I had an amazing two years at OpenAI making Sora, Brooks wrote. "Thanks to all the passionate and kind people I worked with."
I'll be joining @GoogleDeepMind to work on video generation and world simulators! Can't wait to collaborate with such a talented team.
What a great two years at OpenAI building Sora! Thanks to all the passionate and kind people I worked with. Looking forward to the next chapter!
— Tim Brooks (@_tim_brooks) Oct 3, 2024
In response on X, Google DeepMind CEO Demis Hassabis welcomed Brooks, saying that he will help "make the long-standing dream of a world simulator a reality." The concept of world simulator is rather vague, and the term poorly defined; however, DeepMind has applied that to models like its recently released Genie, which can generate playable, action-controllable virtual worlds from synthesized images, real photos, and even sketches.
As DeepMind researchers described it in a 2023 paper: "Applications of a real-world simulator range from controllable content creation in games and movies to training embodied agents purely in simulation that can be directly deployed in the real world."

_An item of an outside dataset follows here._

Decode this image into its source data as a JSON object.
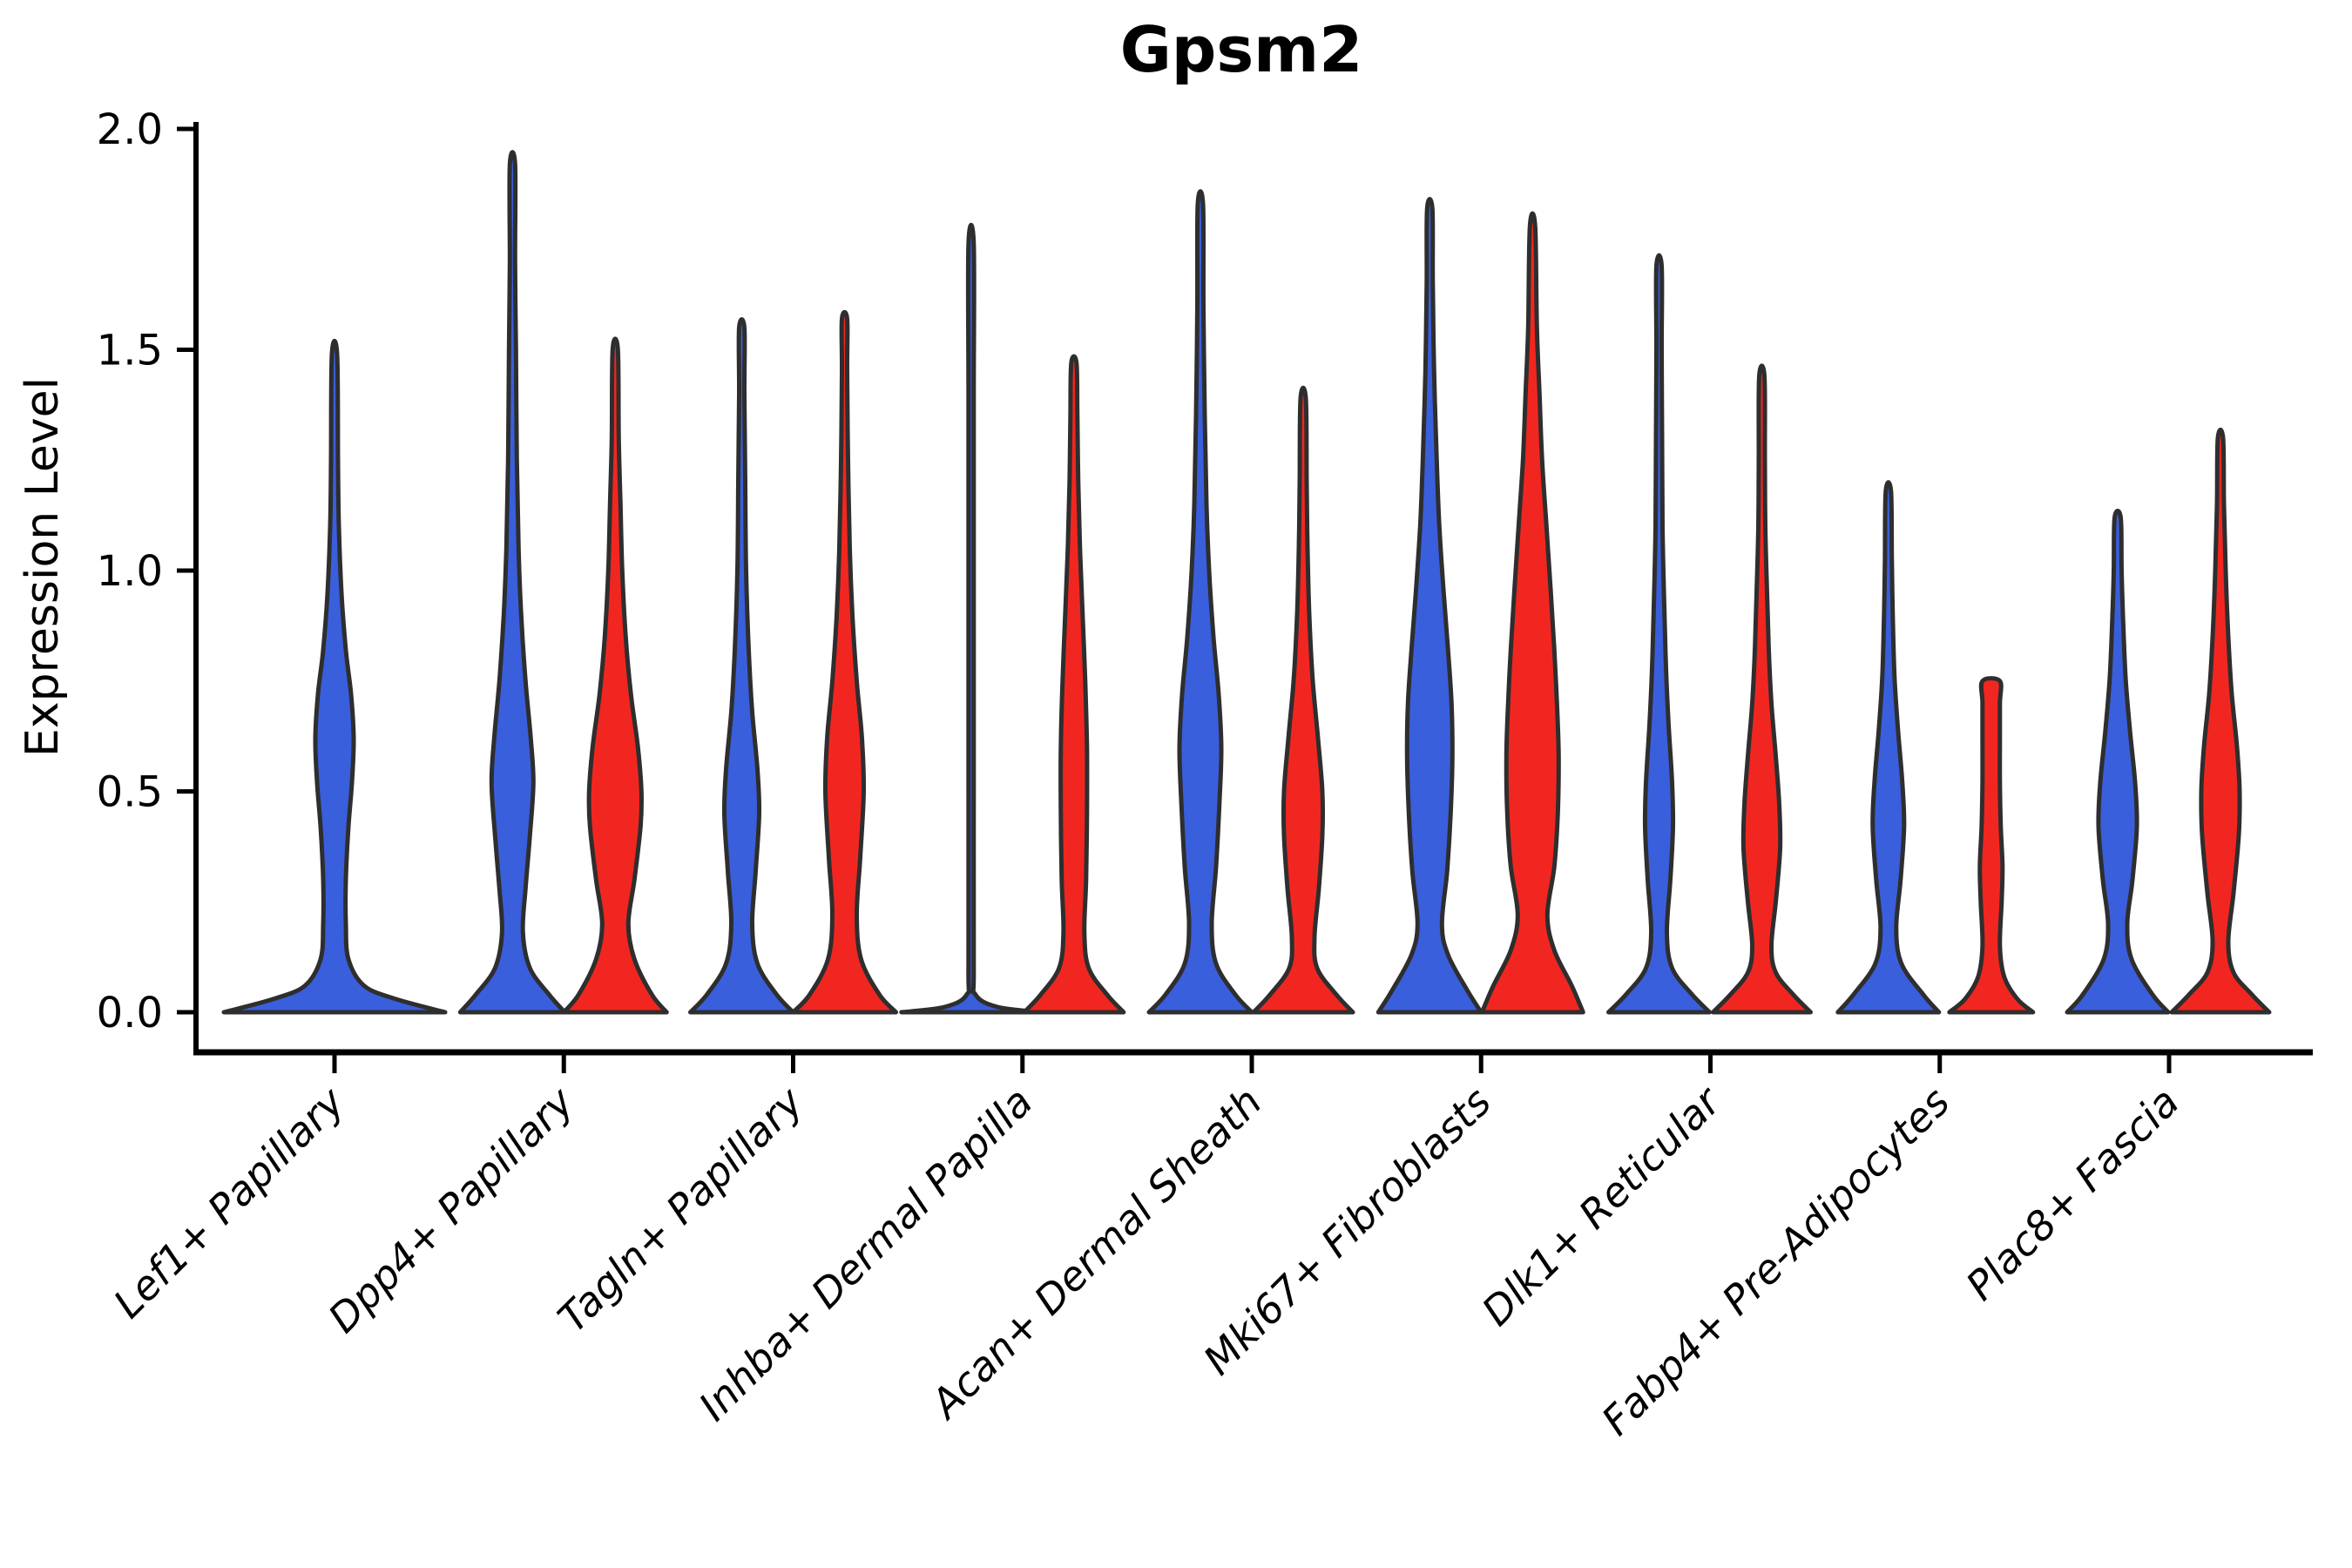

Thrilled to welcome @_tim_brooks to @GoogleDeepMind. So excited to be working together to make the long-standing dream of a world simulator a reality!! https://t.co/dJrvXjMRBQ
— Demis Hassabis (@demishassabis) October 3, 2024
Brooks was among the very first, and he helped launch the project at OpenAI in January of 2023. According to Brooks' LinkedIn profile, he claims to have led the research direction of the project and trained large models.
His departure comes at the same time when sources at The Information report that the unreleased Sora has technical issues that put it at a disadvantage relative to rival systems from Luma, Runway, and others. Sources made available by The Information said the original system presented last February had taken over 10 minutes of processing time before it could create a 1-minute video clip. OpenAI is training an enhanced version of Sora that could create clips in much less time, says the sources.
The company also has its own video generation model, Veo, which the tech giant unveiled this spring at its annual I/O developer conference and which will soon appear in YouTube Shorts, YouTube's short-form video format, to allow creators to generate backgrounds and six-second clips.
OpenAI, aside from the tech-specific hurdles, appears to have given up plenty of partnership ground to the video generation challengers over the last couple of months. Late last month, Runway announced that it would be partnering with Lionsgate, home of the "John Wick" franchise, to train a custom video model on Lionsgate's movie catalog. About a week later, Stability, which is developing its own family of video generation models, unveiled director James Cameron of "Avatar," "Terminator," and "Titanic" fame as an investor and member of its board of advisors.
The company reportedly met with filmmakers and studios in Hollywood earlier this year to demo Sora – ex-CTO Mira Murati attended Cannes – and has partnered with a number of independent directors and some brands to demonstrate the system's capabilities.
But no major collaboration has been announced.
Brooks — who, in a bizarre turn of events, is actually returning to Google after previously working on the Pixel smart phones for the company — is one of the high-profile resigantees from OpenAI.
In late September, CTO Mira Murati and chief research officer Bob McGrew and research VP Barret Zoph announced they would leave OpenAI. Research scientist Andrej Karpathy had resigned in February; months later, OpenAI co-founder and former chief scientist Ilya Sutskever quit, along with ex-safety leader Jan Leike. Co-founder John Schulman said in August he would leave OpenAI. And Greg Brockman, the company's president, is on sabbatical.